Pourquoi les marchés financiers et les marchés des produits de base ont-ils réagi beaucoup plus rapidement vers la fin de 2008 qu’au cours des récessions précédentes? Comme il a été noté précédemment, la crise sans précédent sur le marché financier américain a joué un rôle primordial. La technologie de l’information et des communications aurait, semble-t-il, également joué un rôle. Alors que la demande à la baisse de produits du secteur des TIC a été le principal facteur à l’origine du repli de 2001, 2008 a été le premier cycle au cours duquel les investisseurs pouvaient accéder à l’information en temps réel sur Internet et passer des commandes de n’importe quel endroit grâce aux communications mobiles et à large bande. La technologie des communications a également joué un rôle dans la synchronisation étroite de la contraction entre les marchés et les économies à l’échelle mondiale 10 .
L’exemple le plus frappant de la rapidité accrue de transmission de l’information s’est présenté durant la semaine qui a suivi la faillite de Lehman Brothers le 15 septembre 2008. Le lendemain, les pertes sur le papier commercial de Lehman Brothers ont mis un fonds commun de placement en instruments du marché monétaire dans une position de rendement négatif, sa valeur d’actif net s’établissant au-dessous de sa valeur nominale. Les investisseurs aux États-Unis ont alors retiré de fortes sommes d’argent des fonds communs de placement en instruments du marché monétaire qui habituellement font de gros investissements dans le papier commercial.
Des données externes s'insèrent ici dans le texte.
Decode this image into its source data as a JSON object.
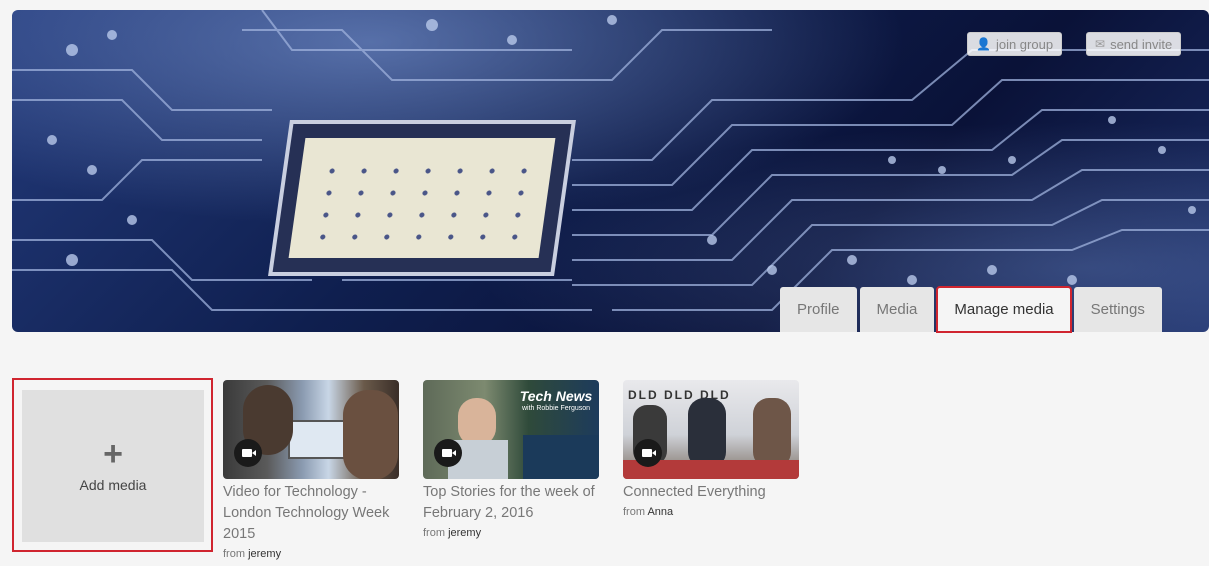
{
  "header": {
    "join_label": "join group",
    "invite_label": "send invite"
  },
  "tabs": [
    {
      "label": "Profile"
    },
    {
      "label": "Media"
    },
    {
      "label": "Manage media"
    },
    {
      "label": "Settings"
    }
  ],
  "add_media_label": "Add media",
  "from_prefix": "from",
  "media": [
    {
      "title": "Video for Technology - London Technology Week 2015",
      "author": "jeremy"
    },
    {
      "title": "Top Stories for the week of February 2, 2016",
      "author": "jeremy",
      "thumb_text": "Tech News",
      "thumb_subtext": "with Robbie Ferguson"
    },
    {
      "title": "Connected Everything",
      "author": "Anna"
    }
  ],
  "colors": {
    "highlight": "#d0252f",
    "banner": "#0f1f4f"
  }
}
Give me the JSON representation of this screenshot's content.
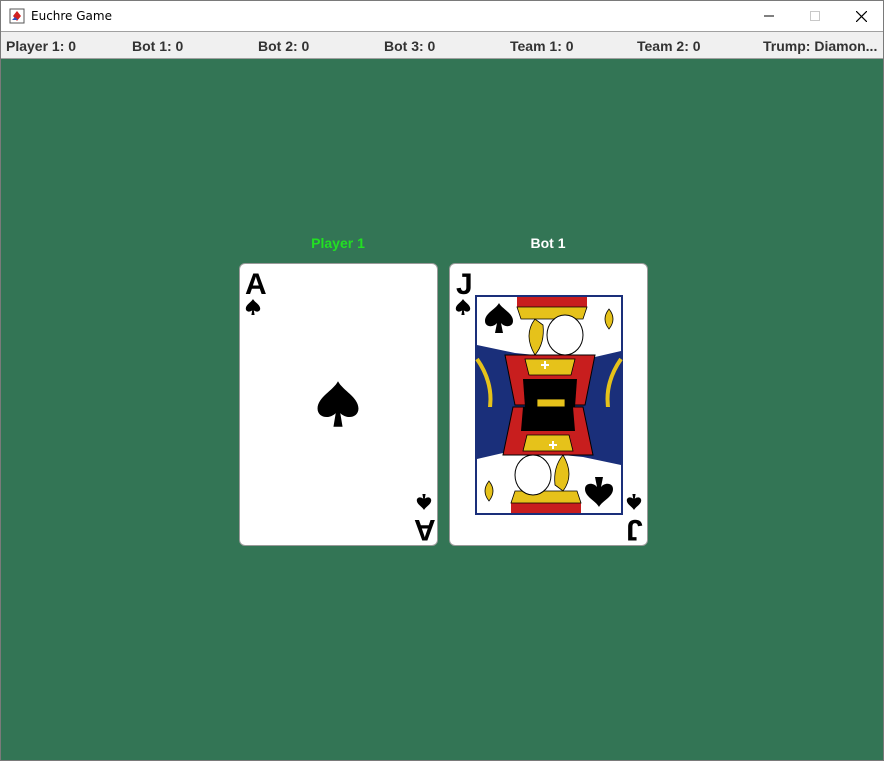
{
  "window": {
    "title": "Euchre Game"
  },
  "scores": [
    {
      "label": "Player 1: 0"
    },
    {
      "label": "Bot 1: 0"
    },
    {
      "label": "Bot 2: 0"
    },
    {
      "label": "Bot 3: 0"
    },
    {
      "label": "Team 1: 0"
    },
    {
      "label": "Team 2: 0"
    },
    {
      "label": "Trump: Diamon..."
    }
  ],
  "plays": [
    {
      "player": "Player 1",
      "label_color": "#22e022",
      "card": {
        "rank": "A",
        "suit": "spades"
      }
    },
    {
      "player": "Bot 1",
      "label_color": "#ffffff",
      "card": {
        "rank": "J",
        "suit": "spades"
      }
    }
  ],
  "colors": {
    "table": "#337555",
    "scorebar": "#f0f0f0"
  }
}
Les gestionnaires de fonds ont liquidé leurs actifs et fortement réduit leur échéance 11 . Face à la crise du marché du papier commercial et la thésaurisation des espèces par les fonds communs de placement pour faire face au flot de demandes de rachat par les investisseurs (lesquelles ont dépassé 300 milliards de dollars), le gouvernement des États-Unis a annoncé, à la fin de la même semaine, son Tarnished Asset Recovery Program, un programme de 700 milliards de dollars témoignant de l’élaboration d’une politique qui tient compte de l’évolution accélérée des marchés financiers 12 .
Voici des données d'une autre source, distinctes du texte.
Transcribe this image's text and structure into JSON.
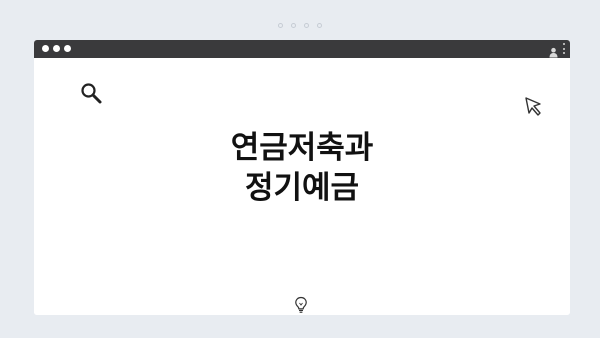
{
  "carousel": {
    "dot_count": 4,
    "dot_color": "#c6ccd4"
  },
  "window": {
    "titlebar_color": "#3a3a3c",
    "background_color": "#ffffff"
  },
  "icons": {
    "search": "search-icon",
    "cursor": "cursor-arrow-icon",
    "lightbulb": "lightbulb-icon",
    "user": "user-icon",
    "menu": "kebab-menu-icon"
  },
  "headline": {
    "line1": "연금저축과",
    "line2": "정기예금"
  }
}
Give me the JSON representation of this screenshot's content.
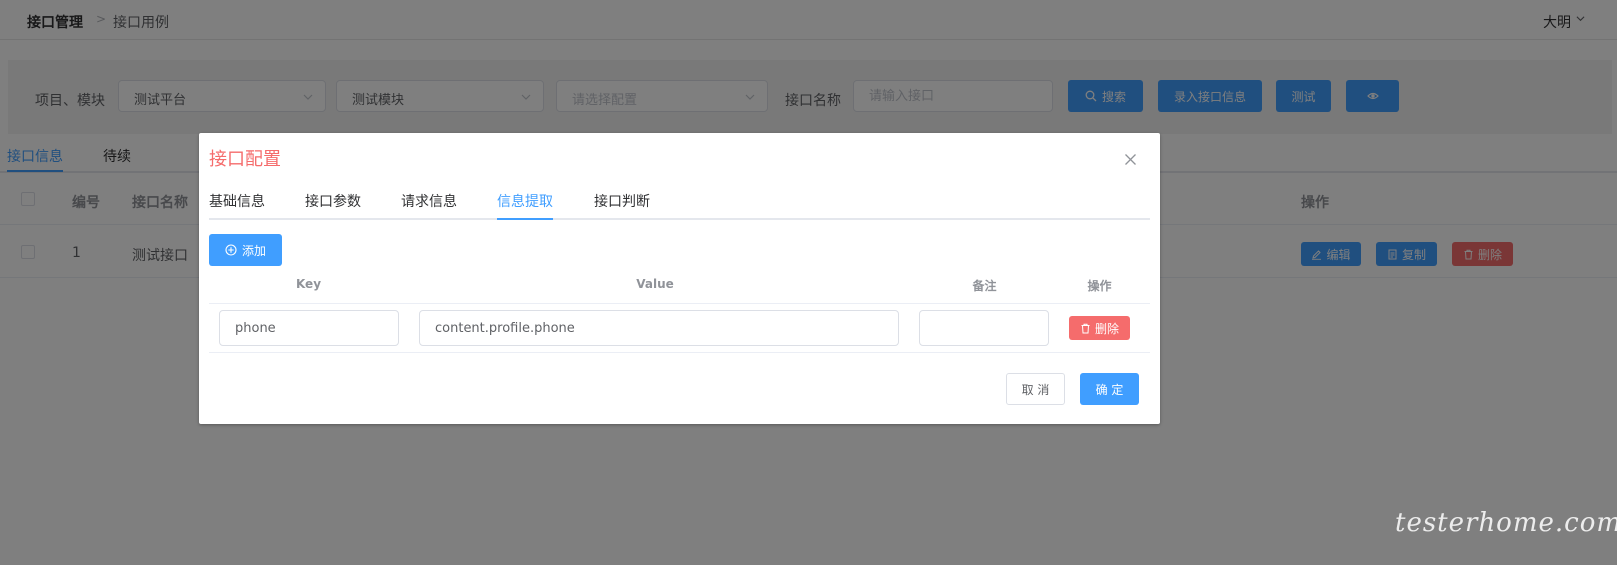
{
  "breadcrumb": {
    "parent": "接口管理",
    "separator": ">",
    "current": "接口用例"
  },
  "user": {
    "name": "大明"
  },
  "filters": {
    "project_label": "项目、模块",
    "project_select": "测试平台",
    "module_select": "测试模块",
    "config_placeholder": "请选择配置",
    "interface_label": "接口名称",
    "interface_placeholder": "请输入接口",
    "search_label": "搜索",
    "add_interface_label": "录入接口信息",
    "test_label": "测试"
  },
  "page_tabs": [
    {
      "label": "接口信息",
      "active": true
    },
    {
      "label": "待续",
      "active": false
    }
  ],
  "table": {
    "headers": {
      "number": "编号",
      "name": "接口名称",
      "actions": "操作"
    },
    "rows": [
      {
        "number": "1",
        "name": "测试接口",
        "edit": "编辑",
        "copy": "复制",
        "delete": "删除"
      }
    ]
  },
  "dialog": {
    "title": "接口配置",
    "tabs": [
      {
        "label": "基础信息",
        "active": false
      },
      {
        "label": "接口参数",
        "active": false
      },
      {
        "label": "请求信息",
        "active": false
      },
      {
        "label": "信息提取",
        "active": true
      },
      {
        "label": "接口判断",
        "active": false
      }
    ],
    "add_label": "添加",
    "columns": {
      "key": "Key",
      "value": "Value",
      "note": "备注",
      "actions": "操作"
    },
    "rows": [
      {
        "key": "phone",
        "value": "content.profile.phone",
        "note": "",
        "delete": "删除"
      }
    ],
    "cancel_label": "取 消",
    "confirm_label": "确 定"
  },
  "watermark": "testerhome.com",
  "colors": {
    "primary": "#409eff",
    "danger": "#f56c6c",
    "title_red": "#f56c6c"
  }
}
Les trois premiers graphiques montrent les cycles hâtifs et brefs des marchés financiers en 2008. Cependant, ils révèlent également que 2001, de toute évidence, s’est classé au deuxième rang des cycles les plus rapides à se manifester et les plus courts en ce qui concerne les prix des produits de base et le taux de change ainsi que durant le repli initial du marché boursier. Cela donne à penser que les baisses sur les marchés financiers et des produits de base sont devenues progressivement de plus courte durée au cours des dix dernières années, coïncidant avec la diffusion d’Internet et d’autres technologies des communications. La douceur relative de la récession de l’économie réelle en 2001 souligne le rôle de la technologie dans l’accélération du rythme des cycles récents sur les marchés financiers.
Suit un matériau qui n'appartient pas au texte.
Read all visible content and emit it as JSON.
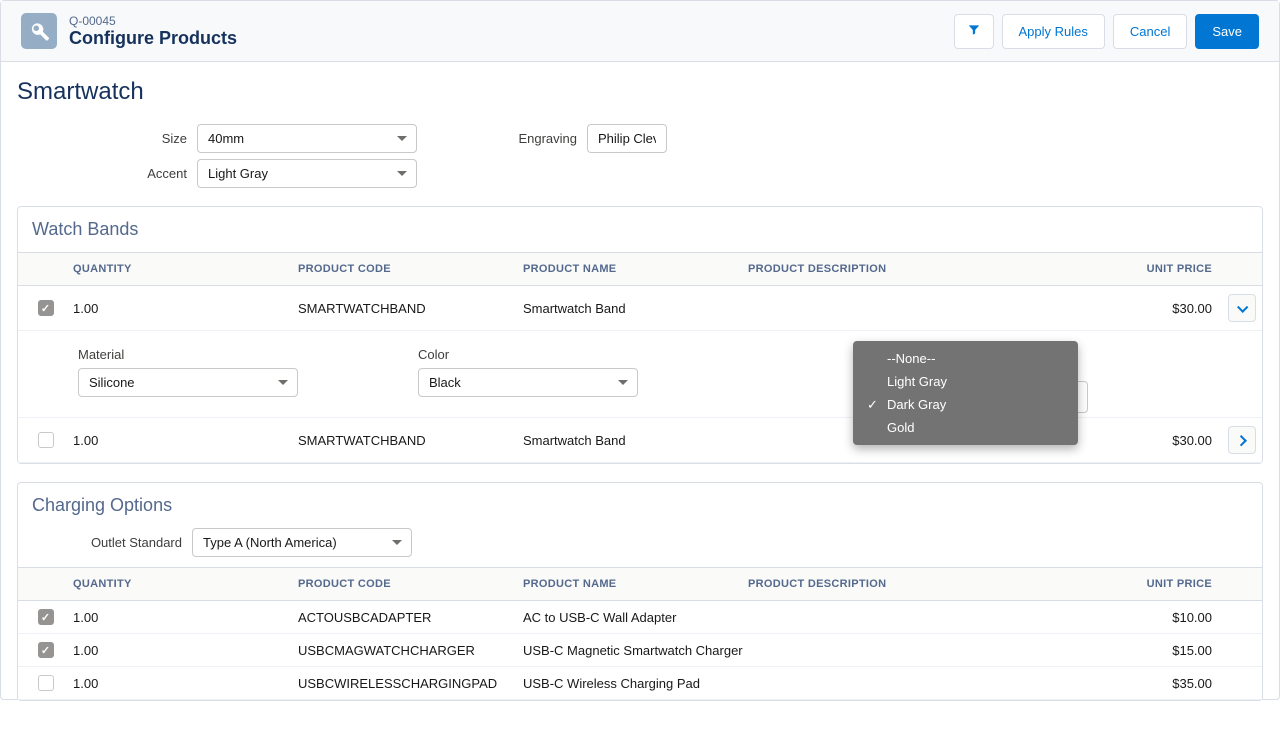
{
  "header": {
    "quote_id": "Q-00045",
    "title": "Configure Products",
    "apply_rules": "Apply Rules",
    "cancel": "Cancel",
    "save": "Save"
  },
  "product": {
    "title": "Smartwatch",
    "size_label": "Size",
    "size_value": "40mm",
    "accent_label": "Accent",
    "accent_value": "Light Gray",
    "engraving_label": "Engraving",
    "engraving_value": "Philip Cleve"
  },
  "columns": {
    "qty": "QUANTITY",
    "code": "PRODUCT CODE",
    "name": "PRODUCT NAME",
    "desc": "PRODUCT DESCRIPTION",
    "price": "UNIT PRICE"
  },
  "watch_bands": {
    "title": "Watch Bands",
    "rows": [
      {
        "checked": true,
        "qty": "1.00",
        "code": "SMARTWATCHBAND",
        "name": "Smartwatch Band",
        "desc": "",
        "price": "$30.00",
        "expanded": true
      },
      {
        "checked": false,
        "qty": "1.00",
        "code": "SMARTWATCHBAND",
        "name": "Smartwatch Band",
        "desc": "",
        "price": "$30.00",
        "expanded": false
      }
    ],
    "config": {
      "material_label": "Material",
      "material_value": "Silicone",
      "color_label": "Color",
      "color_value": "Black"
    }
  },
  "dropdown": {
    "options": [
      "--None--",
      "Light Gray",
      "Dark Gray",
      "Gold"
    ],
    "selected": "Dark Gray"
  },
  "charging": {
    "title": "Charging Options",
    "outlet_label": "Outlet Standard",
    "outlet_value": "Type A (North America)",
    "rows": [
      {
        "checked": true,
        "qty": "1.00",
        "code": "ACTOUSBCADAPTER",
        "name": "AC to USB-C Wall Adapter",
        "desc": "",
        "price": "$10.00"
      },
      {
        "checked": true,
        "qty": "1.00",
        "code": "USBCMAGWATCHCHARGER",
        "name": "USB-C Magnetic Smartwatch Charger",
        "desc": "",
        "price": "$15.00"
      },
      {
        "checked": false,
        "qty": "1.00",
        "code": "USBCWIRELESSCHARGINGPAD",
        "name": "USB-C Wireless Charging Pad",
        "desc": "",
        "price": "$35.00"
      }
    ]
  }
}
Même si les marchés digèrent plus rapidement plus d’information provenant du monde entier, l’efficacité du traitement de l’information ne semble pas avoir été compromise. L’une des répercussions de la courte mais forte chute des marchés des actions, des produits de base et des changes en 2008 a été la rapidité avec laquelle ces marchés ont trouvé un nouvel équilibre. Comme il a été indiqué précédemment, ces trois marchés ont subi la majeure partie de leur baisse au cours d’une période de deux ou trois mois, au pire de la crise financière de l’automne 2008, avant d’atteindre leur plus bas niveau au début de 2009 et d’amorcer ensuite une reprise.
Les marchés financiers ont eu tôt fait de réduire leurs prix en raison d’une large gamme de facteurs complexes, y compris une récession grave aux États-Unis, en Europe et au Japon, un ralentissement des marchés émergents, la variation des prix relatifs alors que les produits de base s’effondraient, le coût croissant (ou la non-disponibilité) du crédit aux entreprises et la restructuration généralisée du système financier des États-Unis. En outre, les marchés financiers dans l’ensemble ont pu traiter cette information alors même que certains secteurs étaient dysfonctionnels ou ne fonctionnaient pas du tout (notamment les marchés des prêts interbancaires et du papier commercial aux États-Unis). La capacité de traiter cette quantité d’information en un certain nombre de jours et de semaines au lieu de mois et d’années (comme au cours des cycles précédents) atteste de la puissance des nouveaux systèmes des TIC ainsi que de la capacité des investisseurs de s’adapter à ces technologies et de les maîtriser.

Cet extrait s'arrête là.